Sezione per donne trans nella Casa Circondariale di Como

Sezione per donne trans nella Casa Circondariale di Como

Sezione per donne trans nella Casa Circondariale di Como

1024 576 Primo rapporto sulle donne detenute in Italia

Sezione per donne trans nella Casa Circondariale di Como

Indirizzo: Via Al Bassone 11, 22100 Como
Telefono: 031 590848
Email: [email protected]
PEC: [email protected]
Tipologia: sezione per donne trans in Casa Circondariale maschile
Dislocazione: extraurbana

Aspetti identificativi e problematiche

La Casa Circondariale di Como è composta da sette sezioni maschili, due sezioni femminili e una sezione protetta dedicata a donne transgender.
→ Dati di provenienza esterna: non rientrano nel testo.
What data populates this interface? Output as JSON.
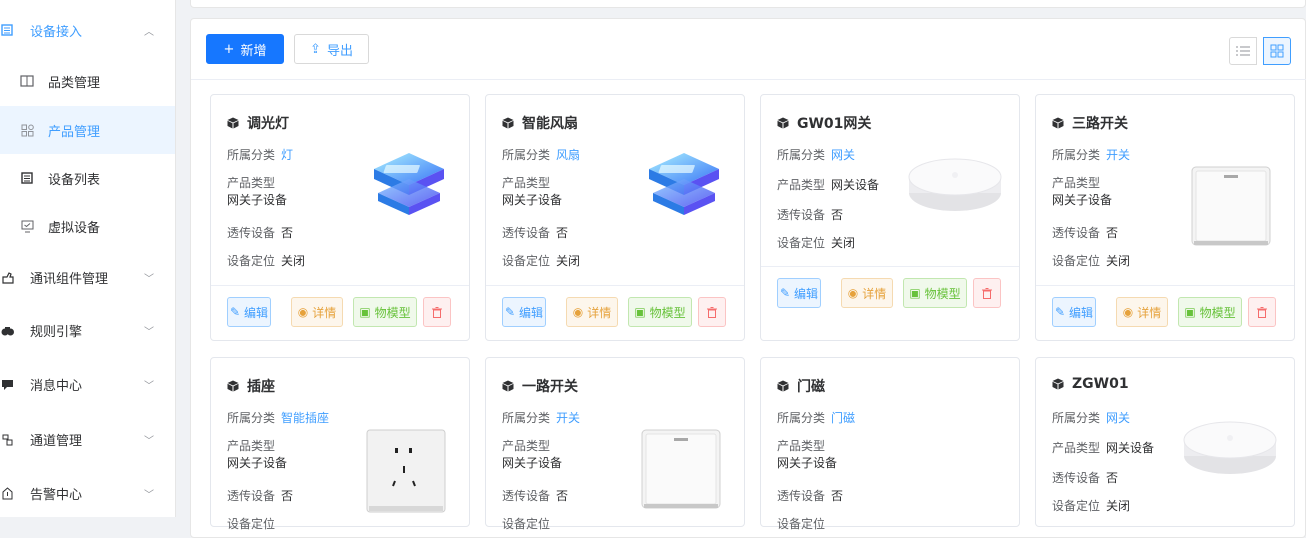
{
  "sidebar": {
    "items": [
      {
        "label": "设备接入",
        "icon": "device-access-icon",
        "expanded": true
      },
      {
        "label": "品类管理",
        "icon": "book-icon"
      },
      {
        "label": "产品管理",
        "icon": "product-grid-icon",
        "active": true
      },
      {
        "label": "设备列表",
        "icon": "list-icon"
      },
      {
        "label": "虚拟设备",
        "icon": "monitor-icon"
      },
      {
        "label": "通讯组件管理",
        "icon": "component-icon"
      },
      {
        "label": "规则引擎",
        "icon": "engine-icon"
      },
      {
        "label": "消息中心",
        "icon": "message-icon"
      },
      {
        "label": "通道管理",
        "icon": "channel-icon"
      },
      {
        "label": "告警中心",
        "icon": "alarm-icon"
      }
    ]
  },
  "toolbar": {
    "add_label": "新增",
    "add_icon": "+",
    "export_label": "导出",
    "view_mode": "card"
  },
  "labels": {
    "category": "所属分类",
    "type": "产品类型",
    "passthrough": "透传设备",
    "location": "设备定位",
    "edit": "编辑",
    "detail": "详情",
    "model": "物模型"
  },
  "products": [
    {
      "name": "调光灯",
      "category": "灯",
      "type": "网关子设备",
      "passthrough": "否",
      "location": "关闭",
      "image": "server-cube-image"
    },
    {
      "name": "智能风扇",
      "category": "风扇",
      "type": "网关子设备",
      "passthrough": "否",
      "location": "关闭",
      "image": "server-cube-image"
    },
    {
      "name": "GW01网关",
      "category": "网关",
      "type": "网关设备",
      "passthrough": "否",
      "location": "关闭",
      "image": "gateway-puck-image"
    },
    {
      "name": "三路开关",
      "category": "开关",
      "type": "网关子设备",
      "passthrough": "否",
      "location": "关闭",
      "image": "wall-switch-image"
    },
    {
      "name": "插座",
      "category": "智能插座",
      "type": "网关子设备",
      "passthrough": "否",
      "location": "",
      "image": "wall-socket-image"
    },
    {
      "name": "一路开关",
      "category": "开关",
      "type": "网关子设备",
      "passthrough": "否",
      "location": "",
      "image": "wall-switch-image"
    },
    {
      "name": "门磁",
      "category": "门磁",
      "type": "网关子设备",
      "passthrough": "否",
      "location": "",
      "image": "none"
    },
    {
      "name": "ZGW01",
      "category": "网关",
      "type": "网关设备",
      "passthrough": "否",
      "location": "关闭",
      "image": "gateway-puck-image"
    }
  ],
  "colors": {
    "primary": "#1677ff",
    "link": "#409eff",
    "detail": "#e6a23c",
    "model": "#67c23a",
    "delete": "#f56c6c"
  }
}
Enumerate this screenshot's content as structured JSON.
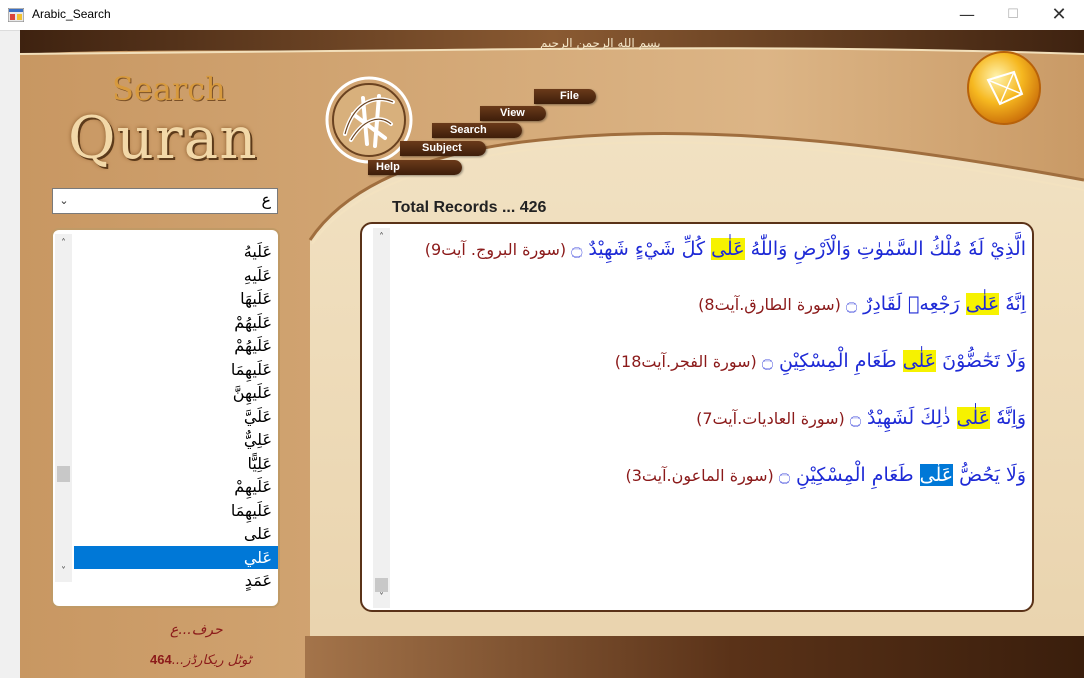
{
  "window": {
    "title": "Arabic_Search",
    "minimize_glyph": "—",
    "maximize_glyph": "☐",
    "close_glyph": "✕"
  },
  "header": {
    "logo_line1": "Search",
    "logo_line2": "Quran",
    "basmala": "بسم الله الرحمن الرحيم"
  },
  "menu": {
    "file": "File",
    "view": "View",
    "search": "Search",
    "subject": "Subject",
    "help": "Help"
  },
  "combo": {
    "value": "ع",
    "arrow": "⌄"
  },
  "word_list": {
    "items": [
      "عَلَيهُ",
      "عَلَيهِ",
      "عَلَيهَا",
      "عَلَيهُمْ",
      "عَلَيهُمْ",
      "عَلَيهِمَا",
      "عَلَيهِنَّ",
      "عَلَيَّ",
      "عَلِيٌّ",
      "عَلِيًّا",
      "عَلَيهِمْ",
      "عَلَيهِمَا",
      "عَلى",
      "عَلي",
      "عَمَدٍ"
    ],
    "selected_index": 13,
    "scroll_up": "˄",
    "scroll_down": "˅"
  },
  "left_labels": {
    "harf": "حرف...ع",
    "total_prefix": "ٹوٹل ریکارڈز...",
    "total_count": "464"
  },
  "results": {
    "total_records_label": "Total Records ... 426",
    "scroll_up": "˄",
    "scroll_down": "˅",
    "verses": [
      {
        "before": "الَّذِيْ لَهٗ مُلْكُ السَّمٰوٰتِ وَالْاَرْضِ وَاللّٰهُ ",
        "word": "عَلٰى",
        "after": " كُلِّ شَيْءٍ شَهِيْدٌ ۝",
        "ref": " (سورة البروج. آيت9)",
        "word_style": "yellow"
      },
      {
        "before": "اِنَّهٗ ",
        "word": "عَلٰى",
        "after": " رَجْعِهٖ لَقَادِرٌ ۝",
        "ref": " (سورة الطارق.آيت8)",
        "word_style": "yellow"
      },
      {
        "before": "وَلَا تَحٰٓضُّوْنَ ",
        "word": "عَلٰى",
        "after": " طَعَامِ الْمِسْكِيْنِ ۝",
        "ref": " (سورة الفجر.آيت18)",
        "word_style": "yellow"
      },
      {
        "before": "وَاِنَّهٗ ",
        "word": "عَلٰى",
        "after": " ذٰلِكَ لَشَهِيْدٌ ۝",
        "ref": " (سورة العاديات.آيت7)",
        "word_style": "yellow"
      },
      {
        "before": "وَلَا يَحُضُّ ",
        "word": "عَلٰى",
        "after": " طَعَامِ الْمِسْكِيْنِ ۝",
        "ref": " (سورة الماعون.آيت3)",
        "word_style": "selected"
      }
    ]
  }
}
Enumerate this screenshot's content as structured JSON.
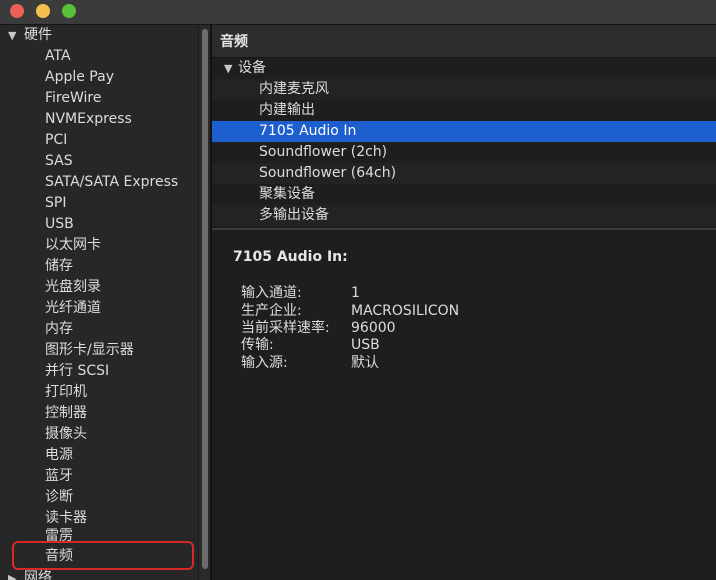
{
  "sidebar": {
    "group_hardware": "硬件",
    "items": [
      "ATA",
      "Apple Pay",
      "FireWire",
      "NVMExpress",
      "PCI",
      "SAS",
      "SATA/SATA Express",
      "SPI",
      "USB",
      "以太网卡",
      "储存",
      "光盘刻录",
      "光纤通道",
      "内存",
      "图形卡/显示器",
      "并行 SCSI",
      "打印机",
      "控制器",
      "摄像头",
      "电源",
      "蓝牙",
      "诊断",
      "读卡器",
      "雷雳",
      "音频"
    ],
    "group_network": "网络"
  },
  "main": {
    "title": "音频",
    "devices": {
      "group_label": "设备",
      "items": [
        "内建麦克风",
        "内建输出",
        "7105 Audio In",
        "Soundflower (2ch)",
        "Soundflower (64ch)",
        "聚集设备",
        "多输出设备"
      ],
      "selected": "7105 Audio In"
    },
    "detail": {
      "title": "7105 Audio In:",
      "properties": [
        {
          "key": "输入通道:",
          "value": "1"
        },
        {
          "key": "生产企业:",
          "value": "MACROSILICON"
        },
        {
          "key": "当前采样速率:",
          "value": "96000"
        },
        {
          "key": "传输:",
          "value": "USB"
        },
        {
          "key": "输入源:",
          "value": "默认"
        }
      ]
    }
  },
  "colors": {
    "selection": "#1d5fcf",
    "highlight_outline": "#d62a2a"
  }
}
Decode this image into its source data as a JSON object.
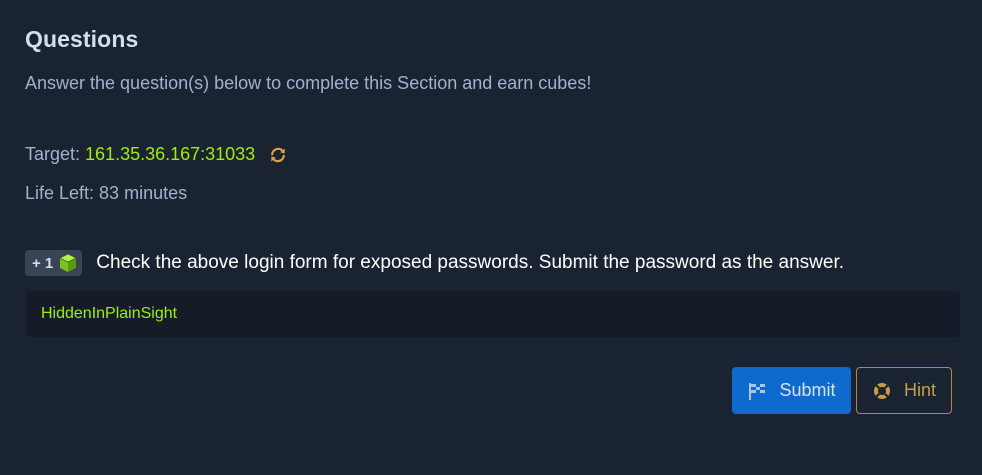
{
  "section": {
    "title": "Questions",
    "subtitle": "Answer the question(s) below to complete this Section and earn cubes!"
  },
  "target": {
    "label": "Target:",
    "value": "161.35.36.167:31033",
    "refresh_icon": "refresh-icon"
  },
  "life": {
    "text": "Life Left: 83 minutes"
  },
  "question": {
    "badge_label": "+ 1",
    "badge_icon": "cube-icon",
    "text": "Check the above login form for exposed passwords. Submit the password as the answer.",
    "answer_value": "HiddenInPlainSight"
  },
  "actions": {
    "submit_label": "Submit",
    "submit_icon": "flag-icon",
    "hint_label": "Hint",
    "hint_icon": "lifebuoy-icon"
  },
  "colors": {
    "background": "#1a2332",
    "accent_green": "#9fef00",
    "submit_blue": "#0f6acf",
    "hint_gold": "#c5a043"
  }
}
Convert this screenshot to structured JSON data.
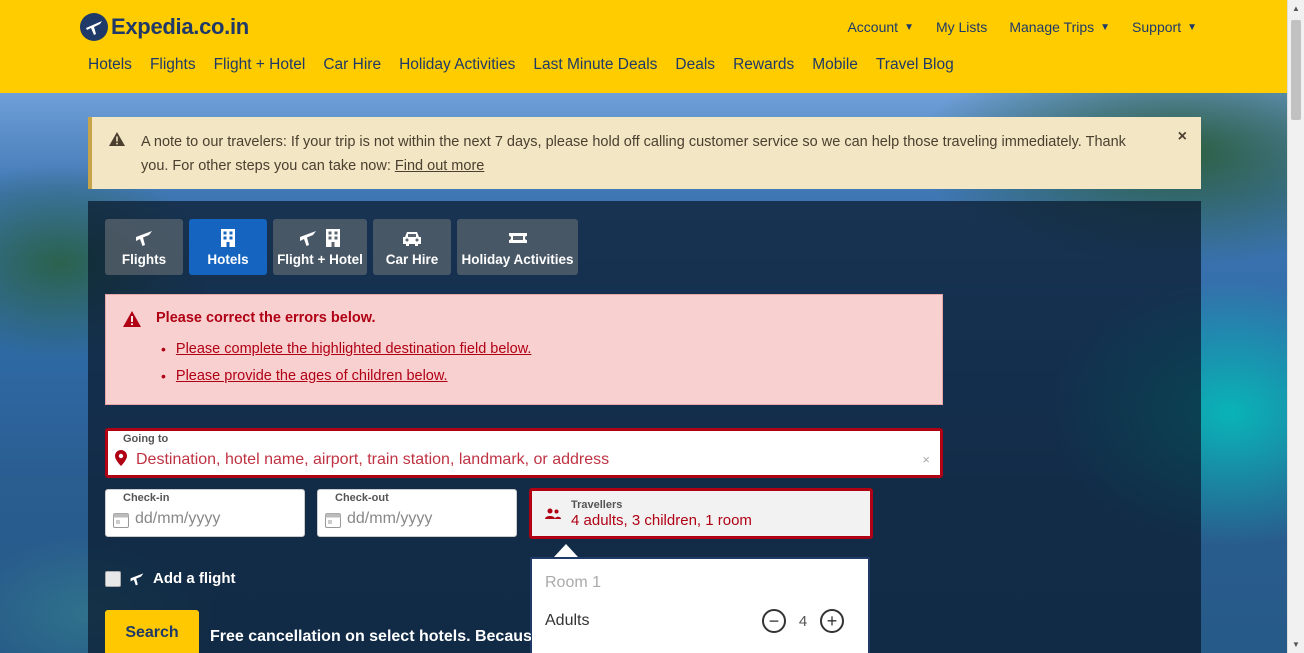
{
  "header": {
    "brand": "Expedia.co.in",
    "top_links": [
      {
        "label": "Account",
        "has_caret": true
      },
      {
        "label": "My Lists",
        "has_caret": false
      },
      {
        "label": "Manage Trips",
        "has_caret": true
      },
      {
        "label": "Support",
        "has_caret": true
      }
    ],
    "nav": [
      "Hotels",
      "Flights",
      "Flight + Hotel",
      "Car Hire",
      "Holiday Activities",
      "Last Minute Deals",
      "Deals",
      "Rewards",
      "Mobile",
      "Travel Blog"
    ]
  },
  "notice": {
    "text": "A note to our travelers: If your trip is not within the next 7 days, please hold off calling customer service so we can help those traveling immediately. Thank you. For other steps you can take now: ",
    "link": "Find out more",
    "close": "×"
  },
  "tabs": [
    {
      "label": "Flights",
      "icons": [
        "plane-icon"
      ],
      "active": false
    },
    {
      "label": "Hotels",
      "icons": [
        "building-icon"
      ],
      "active": true
    },
    {
      "label": "Flight + Hotel",
      "icons": [
        "plane-icon",
        "building-icon"
      ],
      "active": false
    },
    {
      "label": "Car Hire",
      "icons": [
        "car-icon"
      ],
      "active": false
    },
    {
      "label": "Holiday Activities",
      "icons": [
        "ticket-icon"
      ],
      "active": false
    }
  ],
  "errors": {
    "title": "Please correct the errors below.",
    "items": [
      "Please complete the highlighted destination field below.",
      "Please provide the ages of children below."
    ]
  },
  "form": {
    "going_to_label": "Going to",
    "going_to_placeholder": "Destination, hotel name, airport, train station, landmark, or address",
    "clear": "×",
    "checkin_label": "Check-in",
    "checkin_placeholder": "dd/mm/yyyy",
    "checkout_label": "Check-out",
    "checkout_placeholder": "dd/mm/yyyy",
    "travellers_label": "Travellers",
    "travellers_value": "4 adults, 3 children, 1 room",
    "add_flight": "Add a flight",
    "search": "Search",
    "free_cancel": "Free cancellation on select hotels. Because"
  },
  "popover": {
    "room_title": "Room 1",
    "adults_label": "Adults",
    "adults_value": "4",
    "minus": "−",
    "plus": "+"
  },
  "colors": {
    "header_bg": "#ffcc00",
    "brand_navy": "#1f3a68",
    "active_tab": "#1565c0",
    "error_red": "#b00014",
    "error_bg": "#f9d0d0",
    "notice_bg": "#f3e6c4",
    "search_button": "#ffc800"
  }
}
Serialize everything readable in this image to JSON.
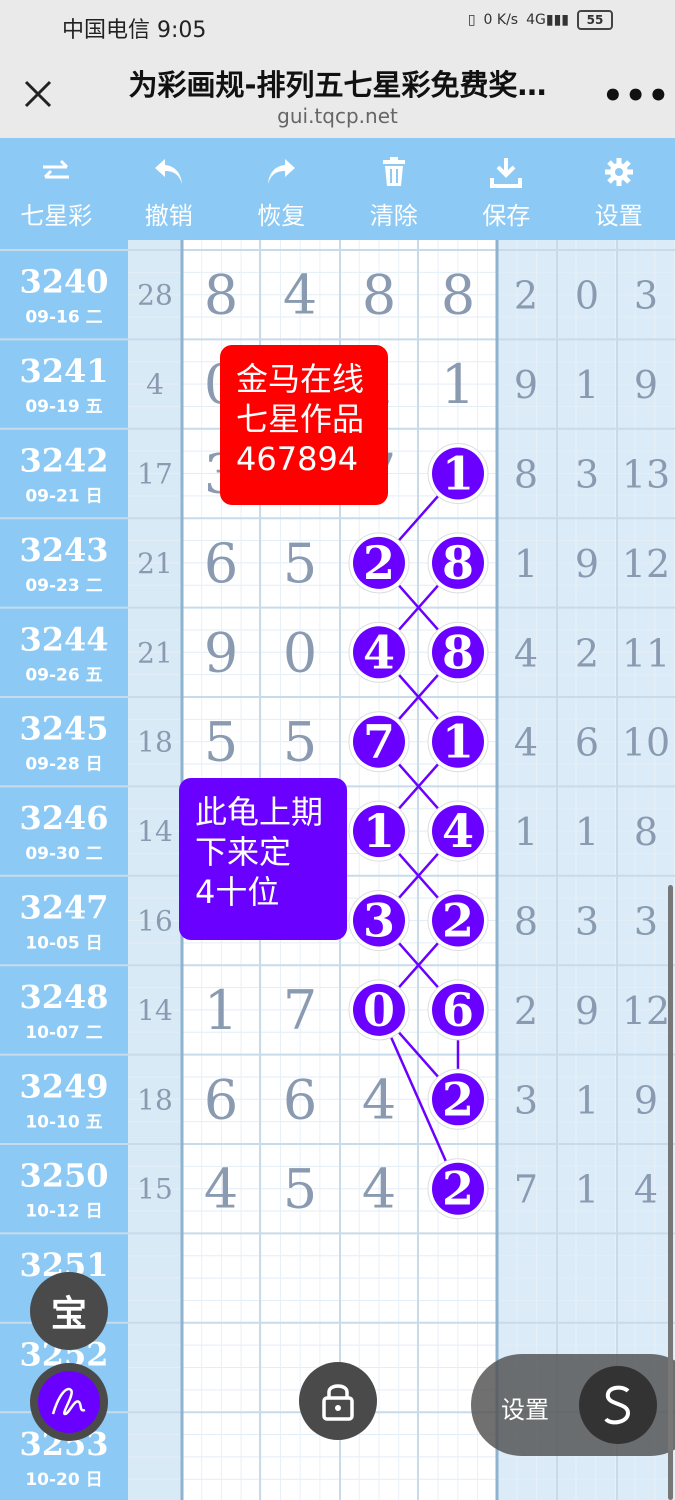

A fronte di una capienza regolamentare di 230 posti, al momento della visita le persone detenute erano 383. Tra queste, 46 erano le donne nelle sezioni femminili e 11 le donne transgender. La sezione per donne trans è ospitata negli spazi una volta destinati ad accogliere i nuovi giunti. In istituto è presente una volta al mese uno specialista endocrinologo che può quindi seguire le terapie ormonali delle donne transgender. Non sono state rilevate attività scolastiche, lavorative e ricreative dedicate alle donne transgender. Tale carenza è in linea con quanto previsto per le altre due sezioni femminili dell’istituto.

Struttura

Aperto nel 1983, l’istituto è costituito da due edifici detentivi separati, una maschile e una femminile. L’istituto si colloca in posizione extraurbana, raggiungibile tramite autobus urbano (linea 11). Tutte le sezioni fanno parte del circuito di Media sicurezza. La sezione che ospita donne transgender era prima la sezione dedicata ad ospitare i nuovi giunti.

Donne detenute

Al momento della visita le donne ospitate nella sezione erano 11.

Personale

Il Direttore, incaricato solo in questo istituto, è il Dott. Fabrizio Rinaldi. Il numero di funzionari giuridico-pedagogici presenti è pari a 6. Le unità di Polizia penitenziaria presenti sono il 20% in meno di quelle previste in pianta organica. Sono presenti 7 ispettori. Oltre al cappellano, fanno ingresso nell’istituto ministri di culto Cristiano Ortodosso e Cristiano Evangelico. È presente un mediatore culturale.

Salute

All’interno dell’istituto è garantito il servizio di guardia medica h24, tramite 5 dottori di medicina generale e un chirurgo in pensione. Anche il servizio infermieristico è h24, grazie alla presenza di 11 infermieri. Le visite specialistiche sono svolte tramite il personale messo a disposizione dell’Ospedale Sant’Anna di Como. Nello specifico si reca in istituto un infettivologo ogni due mesi, mentre circa una volta al mese un diabetologo, un ortopedico, un endocrinologo, un radiologo, un oculista e un cardiologo. Ogni tre settimane un odontoiatra e un ginecologo. È garantita ogni giorno la presenza del servizio psichiatrico.

Lavoro, scuola e attività

In generale, le lavorazioni effettuate sono pochissime. Anche gli spazi destinati ai laboratori sono davvero ridotti e – in parte – inagibili. A differenza degli uomini, alle persone ospitate nella sezione protette non è concesso l’utilizzo della palestra né del campo sportivo.